Yaşadığımız zaman boyunca hep acıya, kedere, gözyaşına tanık olduk. Yıkılan evler, yok edilen şehirler, kesilen ağaçlar… Hepsini gördük. Akıl almaz katliamları canlı yayınlarda izledik. Hep tarihte olur ve sadece orada kaldı sandığımız vahşetlerin, çok daha canice olanlarına yaşarken şahit olduk. Tarih kitaplarında zalim diye okuduklarımızın daha da zalimini, vahşi dediğimiz devletlerin daha da vahşilerini yaşarken tanıdık. Ve bu tanıklığı sadece bir şiir değil, bir şaheser ile dile getirdi Nurullah Genç;
Bu kan kokan coğrafya, bu çığlıklar senindir
Bu gözü yaşlı târih, hıçkırıklar senindir
Yeryüzünde çiğnenen bütün haklar senindir
Prangalı hükümler, aydınlıklar senindir.
Yıllardır, uygarlıktan sana hep enkaz kaldı
Ufka bir bak yiğidim, inkılâba az kaldı.
Bosna’dan Filipinlere, Çeçenya’dan Yemen’e kadar, bütün çağdaş acıları hep bizim coğrafyamız yaşadı. Acı, İslam topraklarını mesken belledi kendine.
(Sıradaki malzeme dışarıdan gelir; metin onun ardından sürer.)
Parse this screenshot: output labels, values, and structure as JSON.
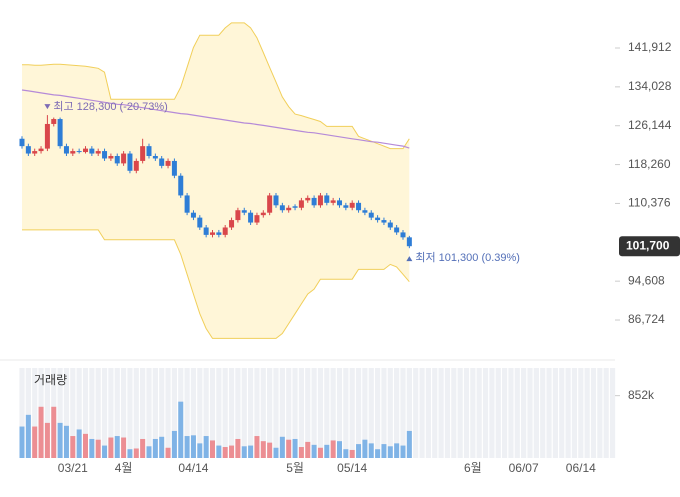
{
  "chart_data": {
    "type": "candlestick",
    "categories": [
      null,
      null,
      null,
      null,
      null,
      null,
      null,
      null,
      "03/21",
      null,
      null,
      null,
      null,
      null,
      null,
      null,
      "4월",
      null,
      null,
      null,
      null,
      null,
      null,
      null,
      null,
      null,
      null,
      "04/14",
      null,
      null,
      null,
      null,
      null,
      null,
      null,
      null,
      null,
      null,
      null,
      null,
      null,
      null,
      null,
      "5월",
      null,
      null,
      null,
      null,
      null,
      null,
      null,
      null,
      "05/14",
      null,
      null,
      null,
      null,
      null,
      null,
      null,
      null,
      null
    ],
    "future_categories": [
      null,
      null,
      null,
      null,
      null,
      null,
      null,
      null,
      null,
      "6월",
      null,
      null,
      null,
      null,
      null,
      null,
      null,
      "06/07",
      null,
      null,
      null,
      null,
      null,
      null,
      null,
      null,
      "06/14",
      null,
      null,
      null,
      null,
      null
    ],
    "open": [
      123500,
      122000,
      120500,
      121000,
      121500,
      126500,
      127500,
      122000,
      120500,
      121000,
      120800,
      121500,
      120500,
      121000,
      119500,
      120000,
      118500,
      120500,
      117000,
      119000,
      122000,
      120000,
      119500,
      118000,
      119000,
      116000,
      112000,
      108500,
      107500,
      105500,
      104000,
      104500,
      104000,
      105500,
      107000,
      109000,
      108500,
      106500,
      108000,
      108500,
      112000,
      110000,
      109000,
      109800,
      109500,
      111000,
      111500,
      110000,
      112000,
      110500,
      111000,
      110000,
      109500,
      110500,
      109000,
      108500,
      107500,
      107000,
      106500,
      105500,
      104500,
      103500
    ],
    "high": [
      124000,
      122500,
      121500,
      122000,
      128300,
      127800,
      127800,
      122500,
      121500,
      121500,
      122000,
      122000,
      121500,
      121500,
      120500,
      120500,
      121000,
      121000,
      119500,
      123500,
      122500,
      120500,
      120000,
      119500,
      119500,
      116500,
      112500,
      109000,
      108000,
      106000,
      105000,
      105000,
      106000,
      107500,
      109500,
      109500,
      109000,
      108500,
      109000,
      112500,
      112500,
      110500,
      110000,
      110200,
      111500,
      112000,
      112000,
      112500,
      112500,
      111500,
      111500,
      110500,
      111000,
      111000,
      109500,
      109000,
      108000,
      107500,
      107000,
      106000,
      105000,
      103800
    ],
    "low": [
      121500,
      120000,
      120000,
      120500,
      121000,
      126000,
      121500,
      120000,
      120000,
      120500,
      120500,
      120000,
      120000,
      119000,
      119000,
      118000,
      118000,
      116500,
      116500,
      118500,
      119500,
      119000,
      117500,
      117500,
      115500,
      111500,
      108000,
      107000,
      105000,
      103500,
      103500,
      103500,
      103500,
      105000,
      106500,
      108000,
      106000,
      106000,
      107500,
      108000,
      109500,
      108500,
      108500,
      109000,
      109000,
      110500,
      109500,
      109500,
      110000,
      110000,
      109500,
      109000,
      109000,
      108500,
      108000,
      107000,
      106500,
      106000,
      105000,
      104000,
      103000,
      101300
    ],
    "close": [
      122000,
      120500,
      121000,
      121500,
      126500,
      127500,
      122000,
      120500,
      121000,
      120800,
      121500,
      120500,
      121000,
      119500,
      120000,
      118500,
      120500,
      117000,
      119000,
      122000,
      120000,
      119500,
      118000,
      119000,
      116000,
      112000,
      108500,
      107500,
      105500,
      104000,
      104500,
      104000,
      105500,
      107000,
      109000,
      108500,
      106500,
      108000,
      108500,
      112000,
      110000,
      109000,
      109500,
      109500,
      111000,
      111500,
      110000,
      112000,
      110500,
      111000,
      110000,
      109500,
      110500,
      109000,
      108500,
      107500,
      107000,
      106500,
      105500,
      104500,
      103500,
      101700
    ],
    "up_color": "#d9474b",
    "down_color": "#2e7dd6",
    "band_upper": [
      138500,
      138500,
      138400,
      138400,
      138500,
      138600,
      138600,
      138500,
      138400,
      138300,
      138200,
      138000,
      137800,
      137000,
      131500,
      131500,
      131500,
      131500,
      131500,
      131500,
      131500,
      131500,
      131500,
      131500,
      131500,
      134000,
      138000,
      142000,
      144500,
      144500,
      144500,
      144500,
      146000,
      147000,
      147000,
      147000,
      146000,
      144000,
      141000,
      138000,
      135000,
      132000,
      130000,
      128500,
      128200,
      127800,
      127400,
      127000,
      126000,
      126000,
      126000,
      126000,
      126000,
      124000,
      123500,
      123000,
      122500,
      122000,
      121500,
      121500,
      121500,
      123500
    ],
    "band_lower": [
      105000,
      105000,
      105000,
      105000,
      105000,
      105000,
      105000,
      105000,
      105000,
      105000,
      105000,
      105000,
      105000,
      103000,
      103000,
      103000,
      103000,
      103000,
      103000,
      103000,
      103000,
      103000,
      103000,
      103000,
      103000,
      100000,
      96000,
      92000,
      88000,
      85000,
      83000,
      83000,
      83000,
      83000,
      83000,
      83000,
      83000,
      83000,
      83000,
      83000,
      83000,
      84000,
      86000,
      88000,
      90000,
      92000,
      93000,
      95000,
      95000,
      95000,
      95000,
      95000,
      95000,
      97000,
      97000,
      97000,
      97000,
      97000,
      98000,
      97500,
      96000,
      94500
    ],
    "band_color": "#f1cf5a",
    "long_line": [
      133400,
      133200,
      133000,
      132800,
      132600,
      132400,
      132300,
      132100,
      131900,
      131700,
      131500,
      131300,
      131100,
      130900,
      130700,
      130500,
      130400,
      130200,
      130000,
      129800,
      129600,
      129400,
      129200,
      129000,
      128800,
      128600,
      128500,
      128300,
      128100,
      127900,
      127700,
      127500,
      127300,
      127100,
      126900,
      126700,
      126600,
      126400,
      126200,
      126000,
      125800,
      125600,
      125400,
      125200,
      125000,
      124800,
      124700,
      124500,
      124300,
      124100,
      123900,
      123700,
      123500,
      123300,
      123100,
      122900,
      122800,
      122600,
      122400,
      122200,
      122000,
      121600
    ],
    "long_line_color": "#b58ad8",
    "ylim": [
      79020,
      148810
    ],
    "yticks": [
      {
        "value": 141912,
        "label": "141,912"
      },
      {
        "value": 134028,
        "label": "134,028"
      },
      {
        "value": 126144,
        "label": "126,144"
      },
      {
        "value": 118260,
        "label": "118,260"
      },
      {
        "value": 110376,
        "label": "110,376"
      },
      {
        "value": 94608,
        "label": "94,608"
      },
      {
        "value": 86724,
        "label": "86,724"
      }
    ],
    "last_price": {
      "value": 101700,
      "label": "101,700"
    },
    "high_annotation": "최고 128,300 (-20.73%)",
    "low_annotation": "최저 101,300 (0.39%)",
    "volume_title": "거래량",
    "volume": [
      430000,
      590000,
      430000,
      700000,
      480000,
      700000,
      480000,
      440000,
      300000,
      390000,
      330000,
      260000,
      250000,
      170000,
      280000,
      300000,
      280000,
      120000,
      130000,
      260000,
      160000,
      260000,
      290000,
      140000,
      370000,
      770000,
      300000,
      310000,
      200000,
      300000,
      240000,
      170000,
      150000,
      170000,
      260000,
      160000,
      170000,
      300000,
      230000,
      210000,
      140000,
      290000,
      250000,
      260000,
      150000,
      220000,
      180000,
      140000,
      180000,
      240000,
      230000,
      120000,
      110000,
      190000,
      250000,
      200000,
      120000,
      190000,
      160000,
      200000,
      170000,
      370000
    ],
    "volume_up_color": "#ec8e93",
    "volume_down_color": "#7fb3e6",
    "volume_ylim": [
      0,
      1230000
    ],
    "volume_yticks": [
      {
        "value": 852000,
        "label": "852k"
      }
    ]
  }
}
Ancak bu kez dev bir kahramanlık destanına da şahit oluyoruz. İnsan, olanlara sadece şahit oluyoruz demeye de fazlasıyla utanıyor ama ne yapalım. Bu çağdan bize bir de, derin bir utanç kaldı.
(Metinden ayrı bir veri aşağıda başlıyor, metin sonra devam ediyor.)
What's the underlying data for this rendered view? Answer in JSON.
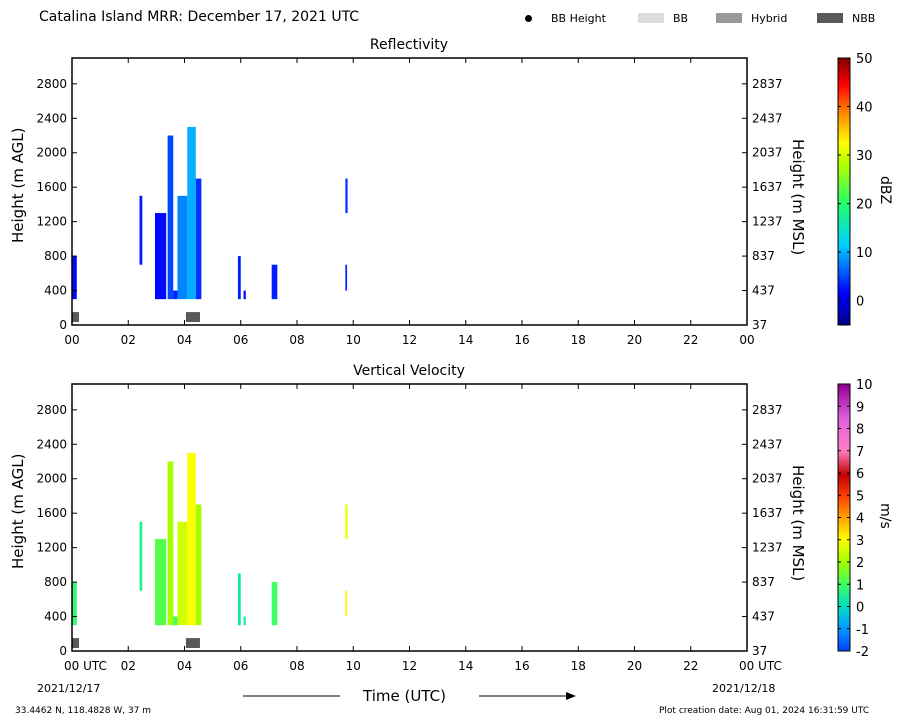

Ölümlerin en acısını yaşayan Gazze halkı, sadece direniş güçleri ile değil, topyekûn bir şekilde çocuğu, genci, ihtiyarı, kadını ve erkeği ile büyük ve kahraman bir millet olarak tüm dünyanın karşısında duruyor. Sivil bir halkın, müthiş bir dayanışma ve cesaret ile zalim düşmana karşı duruşu, şehrini terk etmeyişi tarihte görülür bir şey değil.
Her türlü psikolojik savaş teknikleri, en gelişmiş ve öldürücü kara hava ve deniz silahları ile bir ölüm çemberinin içine sıkıştırılmış kocaman bir halk, katillerini ve destekçilerini çıldırtacak şekilde direniyor ve itilmek istedikleri o çemberden, Gazze’den dışarı çıkmıyor. Topraklarına ve varlıklarına, en büyük ve en acı ölümlerine rağmen sahip çıkıyor. Ve bunda en ufak bir fütur göstermiyor.
Vallahi çok büyüksün Gazze. Zamanın en büyüğüsün. Katillerinden çok daha büyüksün. En küçüğünle, en ihtiyarınla, en büyüksün.
Şehri terk etseler, ölümden kurtulacaklar ve yaşayacaklar. Göçmen de olsa, mülteci de olsa, sığınmacı da olsa, sonuçta yaşayacaklar. Ancak kaç bin yıllık topraklarını, vatanlarını düşmana bırakacaklar. Fakat bu zillete düşmemek, yaşamak uğruna, vatanlarını ve onurlarını öldürmemek için terk etmiyorlar işte topraklarını.
Şu kısa ateşkeste bile yürüyorlar yine yıkılmış ve hayalete dönmüş evlerine. Ölümün ve acının üstüne üstüne yürüyorlar. Bu kez yazılan şiir değil. Edebiyat hiç değil. Vallahi de bu kez ölümü bile korkutuyor, ölümsüz Gazze halkı. Düşmanlar nasıl korkmasın…
Ve dostlar nasıl etkilenmesin. İşte tüm dünyayı kendine dost etti bu cesaret. Tüm dünyada vicdanlı insanlar ayaklandı. Acının dili, dini, ırkı ve mezhebi olmadığı gibi, vicdanın ve digergamlığın da yok. Tüm dünyanın yürek fethini gerçekleştirdi direnen Gazze halkı. İşte yenilgi yenilgi büyüyen bir zafer böyle oluyor.